É como se tivesse desaprendido de inventar as alternativas na paisagem mental que sempre soube povoar a meu belo prazer, só para fugir para longe deste monstro que trago dentro. Sempre inventei rotas de fuga. De mim. Para mim. Contra mim.
Mas há alturas em que não dá.
E este filho da puta de monstro que me entope, silencioso, este cabrão tormentoso e mal-disposto que me rouba o tesão pela manhã e me deixa sem vontade de nada o resto do dia, vai-me comendo devagar.
Como se eu tivesse esquecido todas as alternativas que sempre inventei.
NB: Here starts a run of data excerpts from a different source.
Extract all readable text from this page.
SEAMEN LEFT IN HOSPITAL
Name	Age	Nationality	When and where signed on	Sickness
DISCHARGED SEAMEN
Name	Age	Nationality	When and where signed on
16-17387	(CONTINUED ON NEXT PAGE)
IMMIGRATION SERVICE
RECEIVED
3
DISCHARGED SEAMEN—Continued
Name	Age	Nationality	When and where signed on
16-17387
Como se já não bastasse encolher os ombros, ocupar as mãos com outras coisas e refugiar-me nos meus silêncios para não o deixar ganhar.
Porque todos os monstros silenciosos sempre foram meus. Meus para esganar depressa, sem perdão.
Mas este filho da puta quer ser maior do que eu. Não se cansa, não se distrai, não se esquece. Fica a comer-me os minutos e eu já nem sei como enxotá-lo.
É um buraco negro. Suga.
De dentro de mim, os tentáculos rasgam-me, esventram-me, dilaceram-me.
É um monstro.
Aliou-se ao cansaço e à espera. Agora já nem é raiva.
É apenas medo.
Um medo seco, sem sentido, silencioso.
(Leva-me a ver o mar num barquinho a remos. E deixa que o medo que tenho do mar ensurdeça este medo que me come.)